Place the potatoes, edamame, peppers and sun-dried tomatoes inside the crock pot. Add the onion, garlic and remaining salt, black pepper and Italian seasoning. Pour in the chicken broth and white wine. [Because this dish requires less than a cup of white wine, I recommend picking a bottle of your favorite white wine to pair with this dinner. After pouring the half cup for the recipe, save the rest of the bottle to have with dinner!]

Gently stir until the ingredients are combined. Top the vegetables with the chicken breasts and cook for 3 hours on HIGH. You see, Crock Pot Chicken Vesuvio is really that easy!

Crock Pot Chicken Vesuvio, Family-Style

Cook Time: 3 hours, 12 minutes

Yield: 4 servings (1 chicken breast and approximately 1 cup of vegetables, each)

Crock Pot Chicken Vesuvio, Family-Style

Ingredients

2 tablespoons Italian seasoning
1 teaspoon sea salt
1 teaspoon ground black pepper
4 chicken breasts, skinless, boneless
1 tablespoon canola oil
1 pound small, red potatoes, scrubbed and cut into 4 or 6 wedges each
12 ounces edamame, shelled
1 cup sweet yellow and red peppers, julienned
1/4 cup sun-dried tomatoes, julienned
3 tablespoons minced onion
4 cloves garlic, minced
1/2 cup low-sodium chicken broth
1/2 cup dry white wine
1/4 cup fresh chopped parsley, optional garnish

Instructions

Lightly coat a frying pan with canola oil and place on a stovetop burner, set at medium high.

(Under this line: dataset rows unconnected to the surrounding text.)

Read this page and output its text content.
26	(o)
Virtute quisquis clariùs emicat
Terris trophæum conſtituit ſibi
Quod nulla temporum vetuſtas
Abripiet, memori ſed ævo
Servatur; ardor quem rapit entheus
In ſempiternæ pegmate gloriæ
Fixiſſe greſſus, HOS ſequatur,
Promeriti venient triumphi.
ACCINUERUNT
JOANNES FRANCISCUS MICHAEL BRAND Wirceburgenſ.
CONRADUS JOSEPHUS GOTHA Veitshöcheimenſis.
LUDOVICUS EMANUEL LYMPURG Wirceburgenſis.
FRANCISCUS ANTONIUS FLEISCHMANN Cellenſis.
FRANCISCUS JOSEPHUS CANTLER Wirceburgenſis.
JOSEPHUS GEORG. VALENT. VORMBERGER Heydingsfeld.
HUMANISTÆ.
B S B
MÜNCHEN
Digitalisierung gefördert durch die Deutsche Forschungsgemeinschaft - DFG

Warm the pan for a minute; you want it hot to properly sear the chicken breasts.

Pat the chicken breasts dry with a paper towel. Using a barbecue or pastry brush, lightly coat the top of each breast with a thin layer of canola oil. Season with one pinch each of sea salt, black pepper and Italian seasoning. Place the chicken breasts in the hot frying pan, seasoned side down, and cook for about 6 minutes.

Immediately coat the remaining side of each chicken breast with canola oil. Again, season with one pinch each of sea salt, black pepper and Italian seasoning. Cover the pan with its lid until you’re ready to turn the chicken breasts. After you turn the chicken breasts, cook for another 6 minutes, or until browned on both sides.

Place the potatoes, edamame, peppers, sun-dried tomatoes, onion, garlic and remaining sea salt, black pepper and Italian seasonings in a 4- to 6-quart slow cooker. Add chicken broth and white wine. Gently stir to immerse vegetables evenly in the broth-wine mixture. This will help the vegetables to properly steam and cook evenly. Top the vegetables with the chicken breasts.

Cover and cook on HIGH for 3 to 3 1/2 hours (or LOW for 6 to 7 hours), or until chicken and potatoes are tender.

Transfer the chicken and vegetables to a serving plate. Top with juices from the slow cooker. Sprinkle with fresh parsley, if desired.